Some users of Facebook say they don’t mind if their better half engages in conversations with former romantic interests. They believe the initial rush of reconnecting with an old friend fizzles out after a few exchanges.

Elizabeth, a cyber attendant, knows that her boyfriend of two years chats with ex-girlfriends and old crushes. It doesn’t bother her, because she is alerted whenever he befriends someone or posts a comment. Still, she considers the site an online busybody.

“It can be a little invasive,” she says. “If we had been dating for just a few months, I wouldn’t feel so confident. It really depends on the relationship. When you are in the first part of a relationship, you pay attention to little things.”

Alex, a Nairobi-based web designer, uses Facebook to keep track of his past love through a stream of updates. He regularly catches up with her in spite of being in a committed relationship.

“I don’t think that is necessarily a bad thing,” says the 29-year-old.

“Poking” or flirting with various people, especially of the opposite sex, is just one way of relaxing when you are stressed up. "I love the fact that Facebook lets me do that.”

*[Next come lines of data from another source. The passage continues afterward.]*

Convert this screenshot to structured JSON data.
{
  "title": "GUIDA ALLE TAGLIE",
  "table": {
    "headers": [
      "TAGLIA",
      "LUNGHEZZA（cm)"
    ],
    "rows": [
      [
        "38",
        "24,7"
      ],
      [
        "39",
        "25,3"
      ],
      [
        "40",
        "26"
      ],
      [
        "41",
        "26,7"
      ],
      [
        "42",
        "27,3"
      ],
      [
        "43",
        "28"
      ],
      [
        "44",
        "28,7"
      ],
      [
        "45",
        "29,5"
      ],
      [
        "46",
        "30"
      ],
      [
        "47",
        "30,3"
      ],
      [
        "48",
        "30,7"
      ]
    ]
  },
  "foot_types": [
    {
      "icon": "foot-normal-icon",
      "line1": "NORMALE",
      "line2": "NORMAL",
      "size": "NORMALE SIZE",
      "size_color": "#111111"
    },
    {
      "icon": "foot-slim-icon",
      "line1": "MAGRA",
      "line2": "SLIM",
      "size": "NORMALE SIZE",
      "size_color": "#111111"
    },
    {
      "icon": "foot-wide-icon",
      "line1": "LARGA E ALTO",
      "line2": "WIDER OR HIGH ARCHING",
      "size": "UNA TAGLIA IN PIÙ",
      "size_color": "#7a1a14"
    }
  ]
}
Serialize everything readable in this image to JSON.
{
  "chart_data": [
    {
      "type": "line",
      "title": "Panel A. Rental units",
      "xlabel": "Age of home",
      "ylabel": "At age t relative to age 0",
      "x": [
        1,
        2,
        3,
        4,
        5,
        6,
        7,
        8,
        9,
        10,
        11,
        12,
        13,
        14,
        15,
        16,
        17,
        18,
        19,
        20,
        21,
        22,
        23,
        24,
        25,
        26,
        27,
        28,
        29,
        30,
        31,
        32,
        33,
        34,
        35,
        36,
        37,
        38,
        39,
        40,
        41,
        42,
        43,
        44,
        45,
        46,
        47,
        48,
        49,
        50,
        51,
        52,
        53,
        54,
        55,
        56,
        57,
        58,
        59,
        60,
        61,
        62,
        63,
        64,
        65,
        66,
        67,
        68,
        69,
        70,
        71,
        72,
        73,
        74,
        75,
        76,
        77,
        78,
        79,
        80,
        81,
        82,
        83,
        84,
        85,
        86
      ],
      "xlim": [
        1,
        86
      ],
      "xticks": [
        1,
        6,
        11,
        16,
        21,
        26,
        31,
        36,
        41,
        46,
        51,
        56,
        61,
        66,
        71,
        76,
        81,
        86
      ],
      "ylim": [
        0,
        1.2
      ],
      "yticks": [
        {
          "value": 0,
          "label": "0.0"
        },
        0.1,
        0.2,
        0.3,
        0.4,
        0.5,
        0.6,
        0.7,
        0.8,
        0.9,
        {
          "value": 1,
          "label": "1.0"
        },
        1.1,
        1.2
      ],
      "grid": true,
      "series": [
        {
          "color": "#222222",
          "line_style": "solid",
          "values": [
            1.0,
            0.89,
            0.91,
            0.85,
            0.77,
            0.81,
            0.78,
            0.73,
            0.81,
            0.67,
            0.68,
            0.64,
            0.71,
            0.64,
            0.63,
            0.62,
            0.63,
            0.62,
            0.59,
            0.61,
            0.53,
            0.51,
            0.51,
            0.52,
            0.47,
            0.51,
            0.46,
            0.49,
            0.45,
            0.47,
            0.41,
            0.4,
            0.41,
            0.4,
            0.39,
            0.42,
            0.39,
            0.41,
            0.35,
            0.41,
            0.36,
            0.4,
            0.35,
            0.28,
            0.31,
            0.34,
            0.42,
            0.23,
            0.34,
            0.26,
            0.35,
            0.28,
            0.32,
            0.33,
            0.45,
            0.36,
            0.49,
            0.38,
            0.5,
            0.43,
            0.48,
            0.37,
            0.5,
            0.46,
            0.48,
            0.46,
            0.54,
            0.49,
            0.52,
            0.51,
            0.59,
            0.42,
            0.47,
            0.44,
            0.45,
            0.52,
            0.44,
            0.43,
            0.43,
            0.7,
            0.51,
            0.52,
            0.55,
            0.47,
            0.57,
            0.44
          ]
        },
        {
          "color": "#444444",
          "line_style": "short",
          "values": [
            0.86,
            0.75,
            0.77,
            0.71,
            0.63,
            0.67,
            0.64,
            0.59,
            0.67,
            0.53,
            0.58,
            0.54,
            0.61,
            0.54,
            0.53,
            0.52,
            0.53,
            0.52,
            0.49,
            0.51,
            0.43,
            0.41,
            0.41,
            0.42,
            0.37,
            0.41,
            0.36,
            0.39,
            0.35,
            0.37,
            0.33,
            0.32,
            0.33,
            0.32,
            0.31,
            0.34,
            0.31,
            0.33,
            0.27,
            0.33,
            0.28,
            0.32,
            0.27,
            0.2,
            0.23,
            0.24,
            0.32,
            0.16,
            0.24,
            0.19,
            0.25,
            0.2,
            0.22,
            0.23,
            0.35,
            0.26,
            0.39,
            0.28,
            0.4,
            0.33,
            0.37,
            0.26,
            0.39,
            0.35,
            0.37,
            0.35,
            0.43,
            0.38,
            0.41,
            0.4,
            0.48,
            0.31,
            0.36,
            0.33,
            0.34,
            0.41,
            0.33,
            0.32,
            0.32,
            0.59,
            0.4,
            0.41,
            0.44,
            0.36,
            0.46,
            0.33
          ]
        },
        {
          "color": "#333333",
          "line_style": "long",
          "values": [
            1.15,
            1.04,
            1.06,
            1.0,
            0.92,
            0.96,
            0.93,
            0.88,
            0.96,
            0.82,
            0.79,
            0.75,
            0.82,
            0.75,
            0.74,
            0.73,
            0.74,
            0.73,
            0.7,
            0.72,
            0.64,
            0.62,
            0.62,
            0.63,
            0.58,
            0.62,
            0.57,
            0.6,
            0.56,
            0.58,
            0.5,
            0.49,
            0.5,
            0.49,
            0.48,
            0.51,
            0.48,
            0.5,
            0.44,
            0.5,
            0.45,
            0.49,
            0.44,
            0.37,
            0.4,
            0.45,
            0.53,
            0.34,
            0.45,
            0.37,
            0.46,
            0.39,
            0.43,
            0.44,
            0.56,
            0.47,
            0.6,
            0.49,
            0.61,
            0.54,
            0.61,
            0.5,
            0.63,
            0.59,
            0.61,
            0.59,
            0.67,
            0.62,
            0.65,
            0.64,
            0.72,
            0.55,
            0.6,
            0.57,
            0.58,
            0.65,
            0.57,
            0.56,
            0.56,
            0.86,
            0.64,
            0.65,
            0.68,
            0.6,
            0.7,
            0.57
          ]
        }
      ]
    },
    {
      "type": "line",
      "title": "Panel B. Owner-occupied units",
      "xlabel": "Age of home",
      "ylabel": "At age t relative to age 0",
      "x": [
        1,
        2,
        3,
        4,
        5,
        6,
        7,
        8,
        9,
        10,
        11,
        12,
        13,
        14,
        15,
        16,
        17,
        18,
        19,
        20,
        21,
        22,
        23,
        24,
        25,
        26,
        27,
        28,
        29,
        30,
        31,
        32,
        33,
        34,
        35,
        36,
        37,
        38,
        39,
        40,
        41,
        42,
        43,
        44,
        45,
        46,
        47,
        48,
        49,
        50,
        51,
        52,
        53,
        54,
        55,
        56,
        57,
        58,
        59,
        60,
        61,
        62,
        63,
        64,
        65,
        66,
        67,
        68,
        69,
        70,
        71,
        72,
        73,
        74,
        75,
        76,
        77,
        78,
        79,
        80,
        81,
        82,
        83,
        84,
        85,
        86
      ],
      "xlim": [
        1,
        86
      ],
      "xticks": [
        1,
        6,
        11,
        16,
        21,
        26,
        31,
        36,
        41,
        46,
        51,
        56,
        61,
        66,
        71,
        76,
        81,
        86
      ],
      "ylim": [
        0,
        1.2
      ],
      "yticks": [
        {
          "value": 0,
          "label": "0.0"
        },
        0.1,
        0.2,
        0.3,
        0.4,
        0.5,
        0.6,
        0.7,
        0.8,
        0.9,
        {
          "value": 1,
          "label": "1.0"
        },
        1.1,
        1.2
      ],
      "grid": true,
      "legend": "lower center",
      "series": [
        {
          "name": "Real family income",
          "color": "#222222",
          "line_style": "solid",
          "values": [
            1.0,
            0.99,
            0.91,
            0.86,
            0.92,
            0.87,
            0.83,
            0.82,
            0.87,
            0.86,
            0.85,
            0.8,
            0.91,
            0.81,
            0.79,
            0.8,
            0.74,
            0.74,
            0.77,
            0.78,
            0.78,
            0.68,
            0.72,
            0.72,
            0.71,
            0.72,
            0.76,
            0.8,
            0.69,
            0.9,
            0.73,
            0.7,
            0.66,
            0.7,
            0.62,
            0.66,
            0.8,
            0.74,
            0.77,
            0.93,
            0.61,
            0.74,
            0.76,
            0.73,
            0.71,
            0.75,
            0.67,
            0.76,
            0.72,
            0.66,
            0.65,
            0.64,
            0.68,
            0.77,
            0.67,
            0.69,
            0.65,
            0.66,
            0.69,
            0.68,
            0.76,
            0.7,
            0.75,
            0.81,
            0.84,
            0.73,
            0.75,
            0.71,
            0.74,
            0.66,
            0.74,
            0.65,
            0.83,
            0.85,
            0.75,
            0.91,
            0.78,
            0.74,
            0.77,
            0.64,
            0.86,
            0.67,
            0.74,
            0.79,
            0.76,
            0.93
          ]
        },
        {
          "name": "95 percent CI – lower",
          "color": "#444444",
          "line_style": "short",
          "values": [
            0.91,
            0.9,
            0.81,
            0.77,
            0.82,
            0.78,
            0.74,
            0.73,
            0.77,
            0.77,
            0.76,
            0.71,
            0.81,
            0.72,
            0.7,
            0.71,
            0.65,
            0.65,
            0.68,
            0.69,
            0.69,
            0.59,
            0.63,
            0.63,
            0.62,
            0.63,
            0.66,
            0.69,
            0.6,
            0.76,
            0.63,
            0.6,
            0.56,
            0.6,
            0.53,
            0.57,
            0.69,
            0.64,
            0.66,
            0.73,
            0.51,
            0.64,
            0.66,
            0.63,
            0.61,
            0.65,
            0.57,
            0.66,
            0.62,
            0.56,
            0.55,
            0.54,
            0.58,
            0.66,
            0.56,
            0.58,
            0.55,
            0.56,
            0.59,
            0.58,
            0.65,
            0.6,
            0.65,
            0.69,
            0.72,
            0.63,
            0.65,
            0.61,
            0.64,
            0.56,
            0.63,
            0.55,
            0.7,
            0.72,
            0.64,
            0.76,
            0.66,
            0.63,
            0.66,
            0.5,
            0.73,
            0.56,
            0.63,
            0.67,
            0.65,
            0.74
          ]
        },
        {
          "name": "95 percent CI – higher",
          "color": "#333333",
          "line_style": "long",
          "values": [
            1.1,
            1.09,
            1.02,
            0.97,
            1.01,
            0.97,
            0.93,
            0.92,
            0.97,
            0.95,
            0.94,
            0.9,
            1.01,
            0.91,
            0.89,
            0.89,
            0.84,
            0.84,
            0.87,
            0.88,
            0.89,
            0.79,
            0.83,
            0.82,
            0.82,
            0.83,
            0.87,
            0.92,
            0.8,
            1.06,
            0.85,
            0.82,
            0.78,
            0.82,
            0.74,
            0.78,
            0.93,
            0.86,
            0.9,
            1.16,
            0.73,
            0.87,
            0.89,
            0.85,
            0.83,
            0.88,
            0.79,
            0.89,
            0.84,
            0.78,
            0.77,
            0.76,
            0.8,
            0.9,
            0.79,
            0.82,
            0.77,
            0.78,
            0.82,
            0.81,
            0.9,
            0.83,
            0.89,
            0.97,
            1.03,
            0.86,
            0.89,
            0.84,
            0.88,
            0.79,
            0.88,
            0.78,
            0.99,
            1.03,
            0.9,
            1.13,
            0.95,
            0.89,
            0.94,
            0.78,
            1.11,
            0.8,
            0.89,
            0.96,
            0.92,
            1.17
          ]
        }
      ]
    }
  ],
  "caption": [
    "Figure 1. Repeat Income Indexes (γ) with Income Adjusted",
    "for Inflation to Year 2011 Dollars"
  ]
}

For Patric ole Ntete, 23, a pharmacist in Kajiado, Facebook is destroying his existing relationship.

“My former high school girlfriend is making life unbearable for me. She keeps sending salacious messages and tagging sexy images on my Facebook wall.

“But I am trying to ignore her. Removing her from my list of friends won’t help because she has all my contacts. I am lucky that my current girlfriend is not on Facebook.”

While Facebook is becoming one of the most popular social sites on the Internet, it doesn’t have to be a cyber threat to relationships. Relationships are vulnerable to all kinds of online and real-life threats.

Couples should set up proper boundaries of protection and accountability. Ultimately, it is up to those in relationships to make good decisions and have open lines of communication with their mates, whether online or offline.